Una maxi frode da oltre 26 milioni di euro, orchestrata attraverso un sistema di fatture false per lavori mai eseguiti nel settore edilizio, è stata scoperta dalla Guardia di Finanza di Treviso. L’operazione, condotta con un blitz simultaneo in diverse regioni italiane, ha coinvolto sei persone denunciate e 24 imprese distribuite in tutta Italia, tra cui diverse società con sede a Napoli e Parma.

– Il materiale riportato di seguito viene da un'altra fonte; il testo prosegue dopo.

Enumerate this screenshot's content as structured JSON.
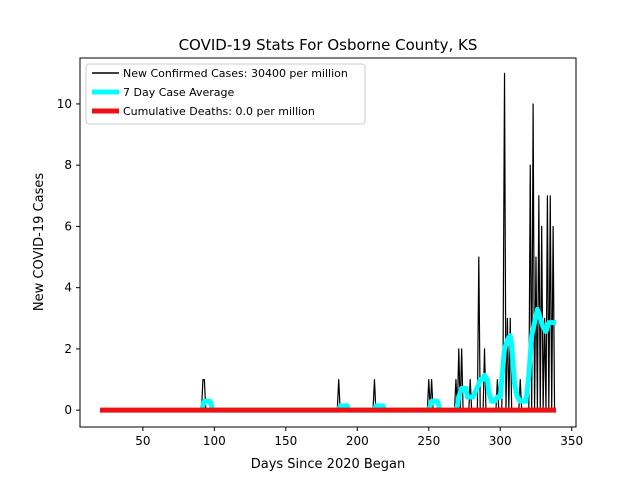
{
  "chart_data": {
    "type": "line",
    "title": "COVID-19 Stats For Osborne County, KS",
    "xlabel": "Days Since 2020 Began",
    "ylabel": "New COVID-19 Cases",
    "xlim": [
      6,
      353
    ],
    "ylim": [
      -0.55,
      11.5
    ],
    "x_ticks": [
      50,
      100,
      150,
      200,
      250,
      300,
      350
    ],
    "y_ticks": [
      0,
      2,
      4,
      6,
      8,
      10
    ],
    "x_tick_labels": [
      "50",
      "100",
      "150",
      "200",
      "250",
      "300",
      "350"
    ],
    "y_tick_labels": [
      "0",
      "2",
      "4",
      "6",
      "8",
      "10"
    ],
    "grid": false,
    "legend_position": "top-left",
    "series": [
      {
        "name": "New Confirmed Cases: 30400 per million",
        "color": "#000000",
        "points": [
          [
            20,
            0
          ],
          [
            91,
            0
          ],
          [
            92,
            1
          ],
          [
            93,
            1
          ],
          [
            94,
            0
          ],
          [
            186,
            0
          ],
          [
            187,
            1
          ],
          [
            188,
            0
          ],
          [
            211,
            0
          ],
          [
            212,
            1
          ],
          [
            213,
            0
          ],
          [
            249,
            0
          ],
          [
            250,
            1
          ],
          [
            251,
            0
          ],
          [
            252,
            1
          ],
          [
            253,
            0
          ],
          [
            268,
            0
          ],
          [
            269,
            1
          ],
          [
            270,
            0
          ],
          [
            271,
            2
          ],
          [
            272,
            0
          ],
          [
            273,
            2
          ],
          [
            274,
            0
          ],
          [
            278,
            0
          ],
          [
            279,
            1
          ],
          [
            280,
            0
          ],
          [
            284,
            0
          ],
          [
            285,
            5
          ],
          [
            286,
            0
          ],
          [
            288,
            0
          ],
          [
            289,
            2
          ],
          [
            290,
            0
          ],
          [
            297,
            0
          ],
          [
            298,
            1
          ],
          [
            299,
            0
          ],
          [
            301,
            0
          ],
          [
            302,
            2
          ],
          [
            303,
            11
          ],
          [
            304,
            0
          ],
          [
            305,
            3
          ],
          [
            306,
            0
          ],
          [
            307,
            3
          ],
          [
            308,
            0
          ],
          [
            313,
            0
          ],
          [
            314,
            1
          ],
          [
            315,
            0
          ],
          [
            320,
            0
          ],
          [
            321,
            8
          ],
          [
            322,
            0
          ],
          [
            323,
            10
          ],
          [
            324,
            0
          ],
          [
            325,
            5
          ],
          [
            326,
            0
          ],
          [
            327,
            7
          ],
          [
            328,
            0
          ],
          [
            329,
            6
          ],
          [
            330,
            0
          ],
          [
            331,
            3
          ],
          [
            332,
            0
          ],
          [
            333,
            7
          ],
          [
            334,
            0
          ],
          [
            335,
            7
          ],
          [
            336,
            0
          ],
          [
            337,
            6
          ],
          [
            338,
            0
          ],
          [
            339,
            0
          ]
        ]
      },
      {
        "name": "7 Day Case Average",
        "color": "#00ffff",
        "points": [
          [
            91,
            0
          ],
          [
            92,
            0.14
          ],
          [
            93,
            0.29
          ],
          [
            94,
            0.29
          ],
          [
            97,
            0.29
          ],
          [
            98,
            0.14
          ],
          [
            99,
            0
          ],
          [
            187,
            0
          ],
          [
            188,
            0.14
          ],
          [
            193,
            0.14
          ],
          [
            194,
            0
          ],
          [
            212,
            0
          ],
          [
            213,
            0.14
          ],
          [
            218,
            0.14
          ],
          [
            219,
            0
          ],
          [
            250,
            0
          ],
          [
            251,
            0.14
          ],
          [
            252,
            0.29
          ],
          [
            256,
            0.29
          ],
          [
            257,
            0.14
          ],
          [
            258,
            0
          ],
          [
            269,
            0
          ],
          [
            270,
            0.14
          ],
          [
            271,
            0.43
          ],
          [
            273,
            0.71
          ],
          [
            276,
            0.71
          ],
          [
            277,
            0.43
          ],
          [
            279,
            0.43
          ],
          [
            281,
            0.43
          ],
          [
            285,
            0.86
          ],
          [
            286,
            1.0
          ],
          [
            288,
            1.0
          ],
          [
            289,
            1.14
          ],
          [
            291,
            1.0
          ],
          [
            292,
            0.57
          ],
          [
            294,
            0.29
          ],
          [
            296,
            0.29
          ],
          [
            298,
            0.43
          ],
          [
            300,
            0.43
          ],
          [
            303,
            2.0
          ],
          [
            305,
            2.29
          ],
          [
            307,
            2.43
          ],
          [
            308,
            2.14
          ],
          [
            310,
            0.86
          ],
          [
            312,
            0.43
          ],
          [
            314,
            0.29
          ],
          [
            318,
            0.29
          ],
          [
            320,
            1.14
          ],
          [
            322,
            2.43
          ],
          [
            324,
            2.86
          ],
          [
            326,
            3.29
          ],
          [
            328,
            3.0
          ],
          [
            330,
            2.71
          ],
          [
            332,
            2.57
          ],
          [
            334,
            2.86
          ],
          [
            339,
            2.86
          ]
        ]
      },
      {
        "name": "Cumulative Deaths: 0.0 per million",
        "color": "#ee1111",
        "points": [
          [
            20,
            0
          ],
          [
            339,
            0
          ]
        ]
      }
    ]
  }
}
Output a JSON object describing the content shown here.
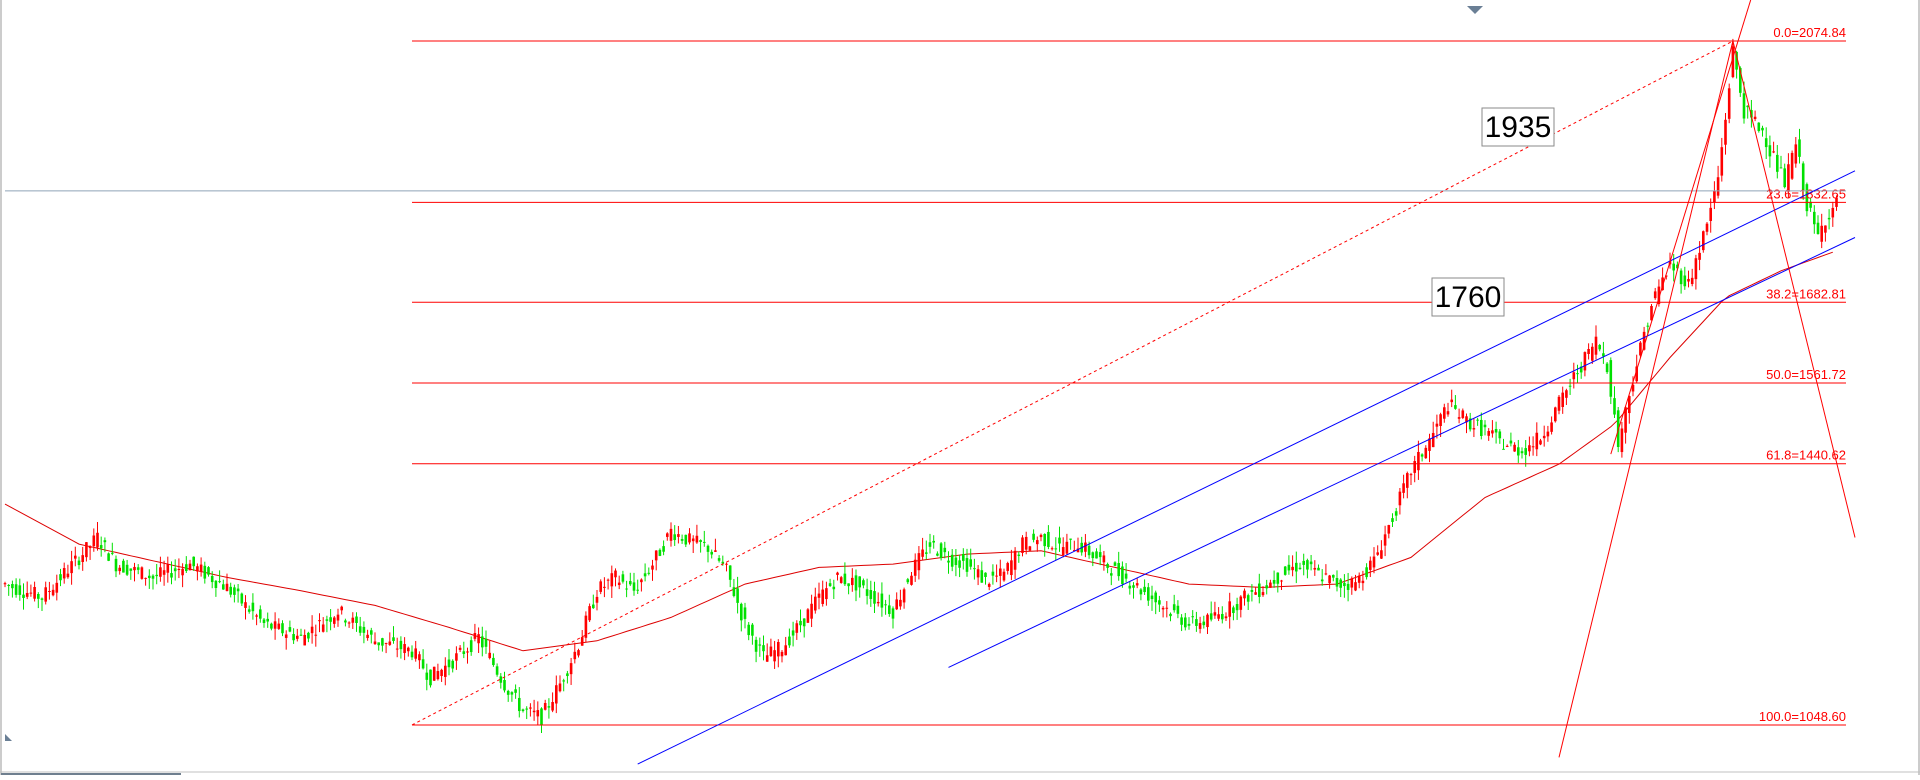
{
  "chart_data": {
    "type": "candlestick",
    "title": "",
    "xlabel": "",
    "ylabel": "",
    "price_range": [
      980,
      2150
    ],
    "grid": false,
    "colors": {
      "up": "#ff0000",
      "down": "#00e000",
      "fib": "#ff0000",
      "channel": "#0000ff",
      "ma": "#dd0000"
    },
    "fibonacci": {
      "from_price": 1048.6,
      "to_price": 2074.84,
      "levels": [
        {
          "label": "0.0=2074.84",
          "price": 2074.84
        },
        {
          "label": "23.6=1832.65",
          "price": 1832.65
        },
        {
          "label": "38.2=1682.81",
          "price": 1682.81
        },
        {
          "label": "50.0=1561.72",
          "price": 1561.72
        },
        {
          "label": "61.8=1440.62",
          "price": 1440.62
        },
        {
          "label": "100.0=1048.60",
          "price": 1048.6
        }
      ]
    },
    "horizontal_reference_price": 1850,
    "callouts": [
      {
        "text": "1935"
      },
      {
        "text": "1760"
      }
    ],
    "price_path": [
      [
        0,
        1260
      ],
      [
        10,
        1240
      ],
      [
        20,
        1300
      ],
      [
        25,
        1330
      ],
      [
        30,
        1290
      ],
      [
        40,
        1270
      ],
      [
        50,
        1290
      ],
      [
        60,
        1255
      ],
      [
        70,
        1200
      ],
      [
        80,
        1180
      ],
      [
        90,
        1220
      ],
      [
        100,
        1175
      ],
      [
        110,
        1160
      ],
      [
        115,
        1120
      ],
      [
        120,
        1140
      ],
      [
        128,
        1180
      ],
      [
        135,
        1110
      ],
      [
        140,
        1070
      ],
      [
        145,
        1060
      ],
      [
        150,
        1110
      ],
      [
        155,
        1170
      ],
      [
        160,
        1250
      ],
      [
        165,
        1270
      ],
      [
        170,
        1250
      ],
      [
        175,
        1290
      ],
      [
        180,
        1340
      ],
      [
        185,
        1325
      ],
      [
        190,
        1315
      ],
      [
        195,
        1280
      ],
      [
        200,
        1200
      ],
      [
        205,
        1150
      ],
      [
        210,
        1165
      ],
      [
        215,
        1200
      ],
      [
        220,
        1240
      ],
      [
        225,
        1270
      ],
      [
        230,
        1260
      ],
      [
        235,
        1240
      ],
      [
        240,
        1220
      ],
      [
        245,
        1280
      ],
      [
        250,
        1320
      ],
      [
        255,
        1300
      ],
      [
        260,
        1290
      ],
      [
        265,
        1265
      ],
      [
        270,
        1275
      ],
      [
        275,
        1320
      ],
      [
        280,
        1330
      ],
      [
        285,
        1315
      ],
      [
        290,
        1320
      ],
      [
        295,
        1300
      ],
      [
        300,
        1280
      ],
      [
        305,
        1260
      ],
      [
        310,
        1240
      ],
      [
        315,
        1220
      ],
      [
        320,
        1200
      ],
      [
        325,
        1205
      ],
      [
        330,
        1220
      ],
      [
        335,
        1240
      ],
      [
        340,
        1255
      ],
      [
        345,
        1275
      ],
      [
        350,
        1290
      ],
      [
        355,
        1275
      ],
      [
        360,
        1260
      ],
      [
        365,
        1262
      ],
      [
        370,
        1295
      ],
      [
        375,
        1360
      ],
      [
        380,
        1430
      ],
      [
        385,
        1475
      ],
      [
        390,
        1530
      ],
      [
        395,
        1505
      ],
      [
        400,
        1490
      ],
      [
        405,
        1470
      ],
      [
        410,
        1460
      ],
      [
        415,
        1480
      ],
      [
        420,
        1530
      ],
      [
        425,
        1580
      ],
      [
        430,
        1625
      ],
      [
        433,
        1590
      ],
      [
        436,
        1470
      ],
      [
        440,
        1570
      ],
      [
        445,
        1680
      ],
      [
        450,
        1740
      ],
      [
        455,
        1710
      ],
      [
        460,
        1800
      ],
      [
        463,
        1870
      ],
      [
        465,
        1960
      ],
      [
        467,
        2060
      ],
      [
        470,
        1970
      ],
      [
        475,
        1940
      ],
      [
        478,
        1900
      ],
      [
        481,
        1860
      ],
      [
        484,
        1920
      ],
      [
        487,
        1830
      ],
      [
        490,
        1780
      ],
      [
        492,
        1810
      ],
      [
        495,
        1830
      ]
    ],
    "moving_average": [
      [
        0,
        1380
      ],
      [
        20,
        1320
      ],
      [
        40,
        1295
      ],
      [
        60,
        1270
      ],
      [
        80,
        1250
      ],
      [
        100,
        1228
      ],
      [
        120,
        1195
      ],
      [
        140,
        1160
      ],
      [
        160,
        1175
      ],
      [
        180,
        1210
      ],
      [
        200,
        1260
      ],
      [
        220,
        1285
      ],
      [
        240,
        1290
      ],
      [
        260,
        1305
      ],
      [
        280,
        1310
      ],
      [
        300,
        1285
      ],
      [
        320,
        1260
      ],
      [
        340,
        1255
      ],
      [
        360,
        1260
      ],
      [
        380,
        1300
      ],
      [
        400,
        1390
      ],
      [
        420,
        1440
      ],
      [
        435,
        1500
      ],
      [
        450,
        1600
      ],
      [
        465,
        1690
      ],
      [
        480,
        1730
      ],
      [
        495,
        1760
      ]
    ],
    "channels": [
      {
        "name": "upper",
        "start": [
          171,
          990
        ],
        "end": [
          500,
          1880
        ]
      },
      {
        "name": "lower",
        "start": [
          255,
          1135
        ],
        "end": [
          500,
          1780
        ]
      }
    ],
    "fan_lines": [
      {
        "start": [
          434,
          1455
        ],
        "end": [
          477,
          2230
        ]
      },
      {
        "start": [
          467,
          2075
        ],
        "end": [
          500,
          1330
        ]
      },
      {
        "start": [
          467,
          2075
        ],
        "end": [
          420,
          1000
        ]
      }
    ],
    "dashed_line": {
      "start": [
        110,
        1048.6
      ],
      "end": [
        467,
        2074.84
      ]
    }
  }
}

Le indagini, partite dal Comando Provinciale di Treviso, hanno portato alla luce l’attività di quattro società “cartiere” create appositamente per emettere fatture fittizie. Queste entità, prive di mezzi, sedi operative e dipendenti, avevano come unico scopo quello di simulare operazioni economiche mai avvenute, consentendo a numerosi imprenditori di ridurre illecitamente le imposte da versare allo Stato.
Il meccanismo prevedeva la simulazione di lavori edili e la vendita fittizia di materiali, con un doppio vantaggio: ottenere crediti d’imposta e, in alcuni casi, accedere anche a finanziamenti pubblici non dovuti. Le somme pagate per queste operazioni fasulle venivano successivamente reindirizzate all’estero o redistribuite all’interno della rete criminale.
Le province coinvolte comprendono, oltre a Napoli e Parma, anche Treviso, Verona, Vicenza, Ferrara, Padova, Rovigo, Roma, e altre aree dell’Emilia-Romagna, Marche, Abruzzo e Puglia. Una delle società segnalate aveva ottenuto appalti pubblici per oltre 2,6 milioni di euro tra Veneto e Lombardia, e ora rischia l’esclusione dalle gare per due anni da parte dell’Autorità Nazionale Anticorruzione (ANAC).
L’Agenzia delle Entrate, messa al corrente dell’inchiesta, ha già chiuso le partite IVA delle imprese coinvolte per impedire ulteriori operazioni fraudolente. È stata inoltre sospesa una garanzia pubblica da 70.000 euro, concessa a una ditta sulla base di un fatturato falsificato.
Tra i reati ipotizzati: emissione e utilizzo di fatture per operazioni inesistenti e indebita percezione di fondi pubblici.
“L’intervento conferma l’importanza dell’azione di contrasto alla criminalità economico-finanziaria – sottolineano le Fiamme Gialle – soprattutto in un settore strategico come quello dell’edilizia, dove gli strumenti fiscali messi a disposizione dallo Stato devono essere tutelati da abusi e distorsioni”.
L’inchiesta, che ha richiesto un’approfondita analisi delle movimentazioni bancarie e riscontri documentali incrociati, è ancora in corso e potrebbero emergere ulteriori responsabilità e coinvolgimenti.